This is great news:
The Ninth Circuit Court of Appeals ruled last Tuesday that Web loggers, website operators and e-mail list editors can’t be held responsible for libel for information they republish, extending crucial First Amendment protections to do-it-yourself online publishers.
Online free speech advocates praised the decision as a victory. The ruling effectively differentiates conventional news media, which can be sued relatively easily for libel, from certain forms of online communication such as moderated e-mail lists. One implication is that DIY publishers like bloggers cannot be sued as easily.

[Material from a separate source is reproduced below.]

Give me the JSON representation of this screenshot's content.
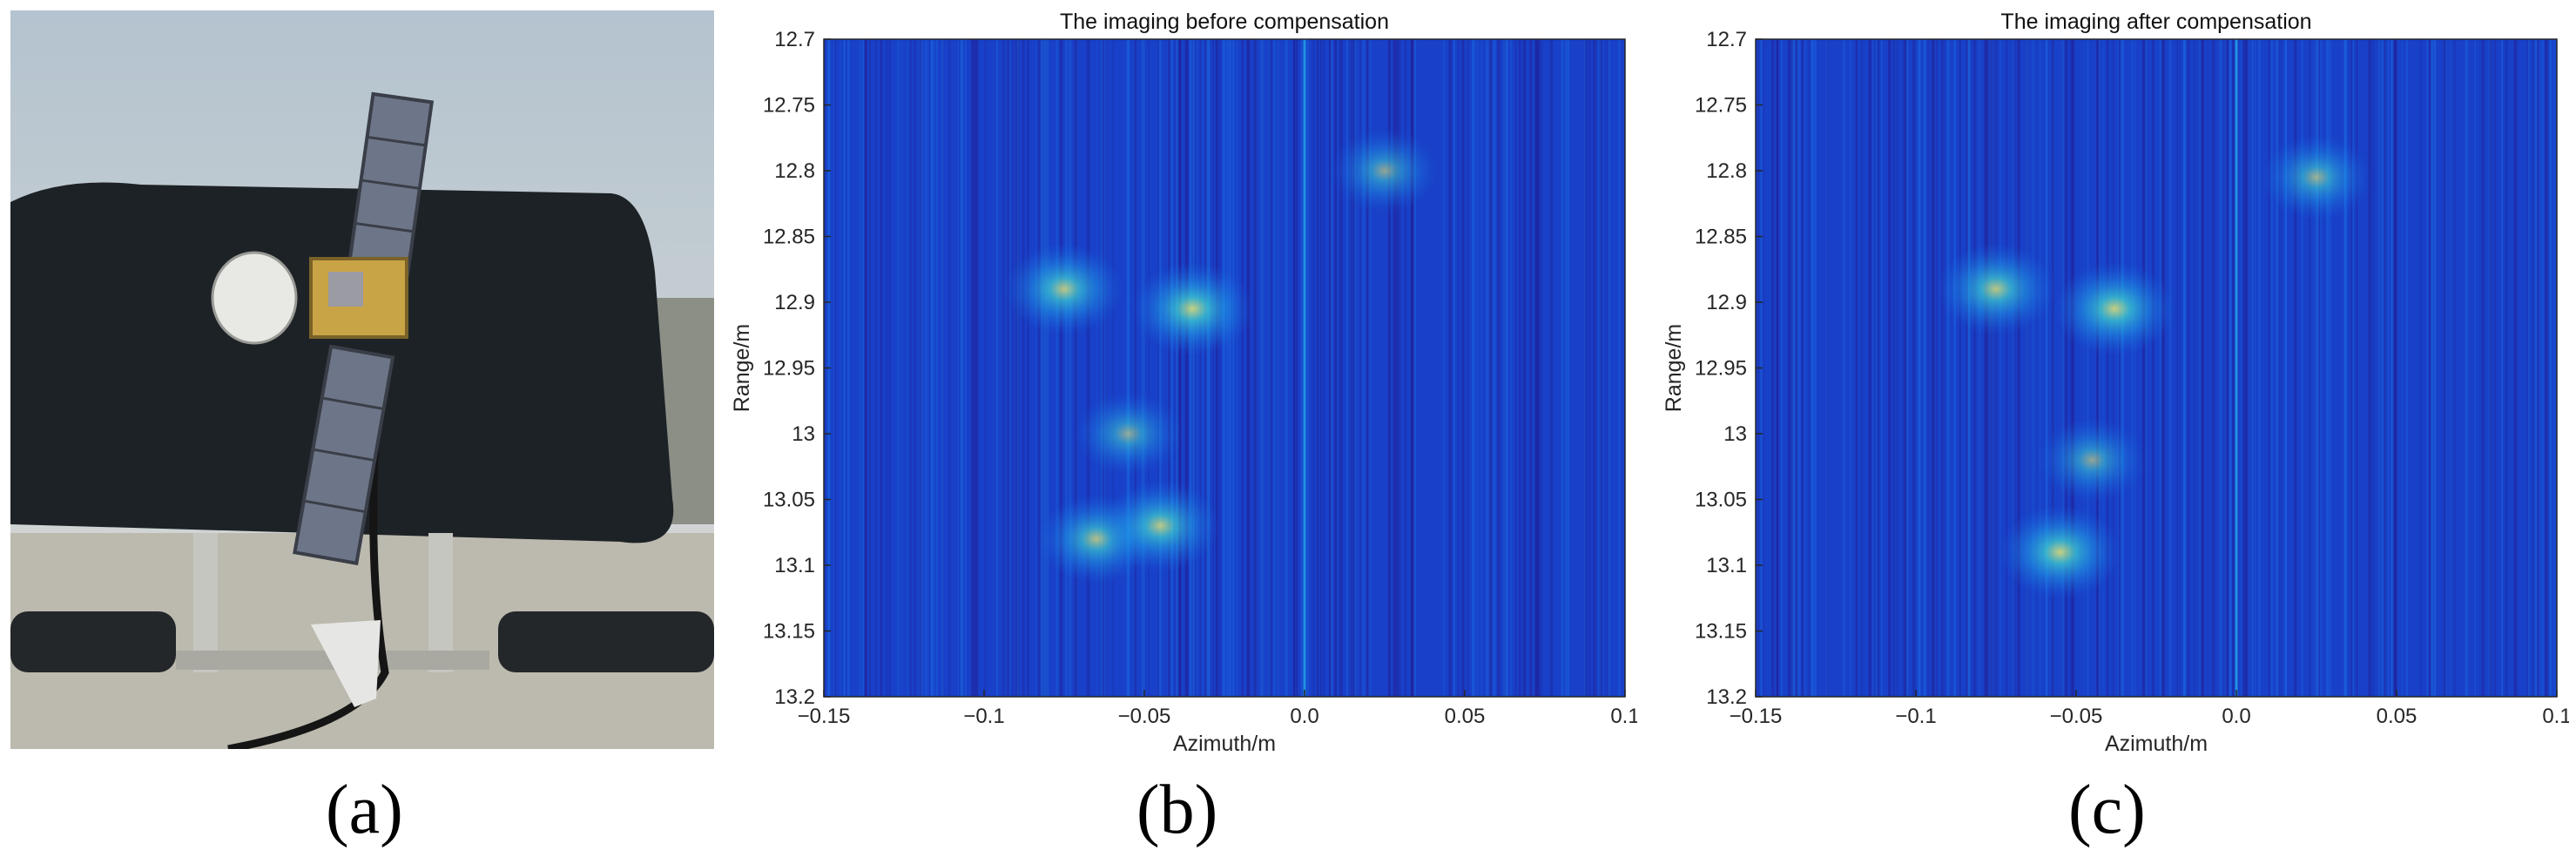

My understanding is that this protects me when I publish information that others had wrong- and all I need to do is when informed the information is wrong (which I do anyway), correct it? Am I reading this correctly, lawyers?
Jeff
I am not sure it is as clear as you have just stated. The opinion itself is located here(http://caselaw.lp.findlaw.com/data2/circs/9th/0156380p.pdf) The Court identified a number of hurdles that the defendant has to clear before he is immune from suit. For example, the court here made an inquiry as to whether the posted information was truly supplied by a third party (in which case it might trigger immunity from suit) or was in fact authored by the defendant himself. Likewise, if I sent you a private email containing defamatory material that I did not intend to be posted on balloon juice, it is possible that you could be liable if you chose to post it. Just some brief thoughts (I have not reviewed the entire opinion yet).
Mike the Analyst
Another good reason (besides the obvious one) to CREDIT YOUR SOURCES.